Towards overcoming data scarcity in materials science: unifying models and datasets with a mixture of experts framework

TL;DR

This paper introduces a mixture of experts framework that effectively combines multiple models and datasets to improve property prediction in materials science, especially when data is scarce, outperforming traditional transfer learning methods.

Contribution

The paper presents a novel, scalable, and interpretable mixture of experts approach that automatically integrates information from various sources for materials property prediction.

Findings

Outperforms pairwise transfer learning on 16 of 19 tasks

Automatically learns to combine multiple source models and datasets

Provides an interpretable and scalable transfer mechanism

Abstract

While machine learning has emerged in recent years as a useful tool for rapid prediction of materials properties, generating sufficient data to reliably train models without overfitting is still impractical for many applications.
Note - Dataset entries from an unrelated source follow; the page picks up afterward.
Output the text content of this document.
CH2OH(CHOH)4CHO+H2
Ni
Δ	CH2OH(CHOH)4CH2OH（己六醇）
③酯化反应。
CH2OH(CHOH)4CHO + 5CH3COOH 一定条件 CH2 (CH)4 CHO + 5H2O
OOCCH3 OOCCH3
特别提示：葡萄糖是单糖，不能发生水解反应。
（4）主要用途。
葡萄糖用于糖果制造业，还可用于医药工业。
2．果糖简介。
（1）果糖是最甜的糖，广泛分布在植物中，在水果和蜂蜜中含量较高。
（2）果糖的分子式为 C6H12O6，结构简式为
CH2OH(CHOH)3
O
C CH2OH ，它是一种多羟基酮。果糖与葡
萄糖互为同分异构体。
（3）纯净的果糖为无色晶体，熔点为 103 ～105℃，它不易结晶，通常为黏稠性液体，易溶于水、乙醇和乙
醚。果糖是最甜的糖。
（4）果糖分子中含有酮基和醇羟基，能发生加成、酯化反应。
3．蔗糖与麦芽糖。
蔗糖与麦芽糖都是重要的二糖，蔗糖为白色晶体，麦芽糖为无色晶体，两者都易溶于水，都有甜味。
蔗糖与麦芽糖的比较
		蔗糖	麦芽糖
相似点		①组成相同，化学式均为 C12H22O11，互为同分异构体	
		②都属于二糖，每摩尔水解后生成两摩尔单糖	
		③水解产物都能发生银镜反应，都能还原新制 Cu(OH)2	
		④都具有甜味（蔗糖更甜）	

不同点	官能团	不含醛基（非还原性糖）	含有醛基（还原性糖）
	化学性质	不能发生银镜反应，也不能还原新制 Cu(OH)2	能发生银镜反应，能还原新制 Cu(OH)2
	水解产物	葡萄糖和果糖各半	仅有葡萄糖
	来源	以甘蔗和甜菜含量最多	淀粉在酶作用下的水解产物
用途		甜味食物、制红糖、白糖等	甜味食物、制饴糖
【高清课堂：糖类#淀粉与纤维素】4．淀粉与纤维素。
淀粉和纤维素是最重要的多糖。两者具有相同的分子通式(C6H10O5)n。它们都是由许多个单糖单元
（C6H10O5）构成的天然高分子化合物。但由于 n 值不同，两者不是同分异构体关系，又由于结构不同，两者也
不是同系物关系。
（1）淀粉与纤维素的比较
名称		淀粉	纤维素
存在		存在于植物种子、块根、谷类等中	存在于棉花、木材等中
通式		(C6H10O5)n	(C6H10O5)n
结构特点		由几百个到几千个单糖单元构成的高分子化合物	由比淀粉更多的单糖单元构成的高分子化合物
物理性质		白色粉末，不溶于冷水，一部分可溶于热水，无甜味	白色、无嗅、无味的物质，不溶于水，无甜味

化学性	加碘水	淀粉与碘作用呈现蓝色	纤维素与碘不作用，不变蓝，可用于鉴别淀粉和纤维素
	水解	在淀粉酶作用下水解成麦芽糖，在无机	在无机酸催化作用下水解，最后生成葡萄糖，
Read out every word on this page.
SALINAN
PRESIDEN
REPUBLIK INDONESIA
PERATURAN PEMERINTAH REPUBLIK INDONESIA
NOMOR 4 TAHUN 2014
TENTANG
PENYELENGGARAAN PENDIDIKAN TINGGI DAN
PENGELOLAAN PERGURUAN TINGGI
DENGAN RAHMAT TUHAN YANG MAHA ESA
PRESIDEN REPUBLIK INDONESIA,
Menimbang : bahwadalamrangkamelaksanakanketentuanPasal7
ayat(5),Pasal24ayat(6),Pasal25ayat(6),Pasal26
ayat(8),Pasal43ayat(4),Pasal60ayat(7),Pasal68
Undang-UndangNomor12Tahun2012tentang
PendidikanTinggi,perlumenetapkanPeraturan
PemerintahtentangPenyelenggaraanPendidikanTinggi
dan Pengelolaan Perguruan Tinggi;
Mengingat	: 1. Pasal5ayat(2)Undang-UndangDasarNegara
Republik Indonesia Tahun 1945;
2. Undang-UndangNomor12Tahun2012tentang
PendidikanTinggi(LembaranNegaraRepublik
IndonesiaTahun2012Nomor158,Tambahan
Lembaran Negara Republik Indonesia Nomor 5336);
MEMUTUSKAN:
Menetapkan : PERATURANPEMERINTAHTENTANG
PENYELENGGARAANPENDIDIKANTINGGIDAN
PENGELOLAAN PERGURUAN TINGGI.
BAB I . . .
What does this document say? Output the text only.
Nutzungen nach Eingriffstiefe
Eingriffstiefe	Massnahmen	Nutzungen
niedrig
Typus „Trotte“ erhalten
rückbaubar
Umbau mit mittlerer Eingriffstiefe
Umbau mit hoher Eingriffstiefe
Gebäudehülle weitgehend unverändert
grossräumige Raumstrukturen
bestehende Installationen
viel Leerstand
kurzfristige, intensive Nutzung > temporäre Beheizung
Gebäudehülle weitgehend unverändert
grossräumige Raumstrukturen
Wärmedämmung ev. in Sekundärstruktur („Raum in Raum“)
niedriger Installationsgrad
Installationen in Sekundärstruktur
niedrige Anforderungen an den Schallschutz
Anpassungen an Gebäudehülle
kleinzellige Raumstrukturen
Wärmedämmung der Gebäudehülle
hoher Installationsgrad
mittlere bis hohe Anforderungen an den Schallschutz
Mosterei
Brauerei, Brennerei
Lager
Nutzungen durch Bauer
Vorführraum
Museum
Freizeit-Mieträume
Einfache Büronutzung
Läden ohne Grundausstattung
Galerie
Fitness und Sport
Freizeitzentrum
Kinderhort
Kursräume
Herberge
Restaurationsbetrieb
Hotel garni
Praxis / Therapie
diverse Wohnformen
Towards overcoming this limitation, we present a general framework for leveraging complementary information across different models and datasets for accurate prediction of data scarce materials properties. Our approach, based on a machine learning paradigm called mixture of experts, outperforms pairwise transfer learning on 16 of 19 materials property regression tasks, performing comparably on the remaining three. Unlike pairwise transfer learning, our framework automatically learns to combine information from multiple source tasks in a single training run, alleviating the need for brute-force experiments to determine which source task to transfer from. The approach also provides an interpretable, model-agnostic, and scalable mechanism to transfer information from an arbitrary number of models and datasets to any downstream property prediction task. We anticipate the performance of our framework will further improve as better model architectures, new pre-training tasks, and larger materials datasets are developed by the community.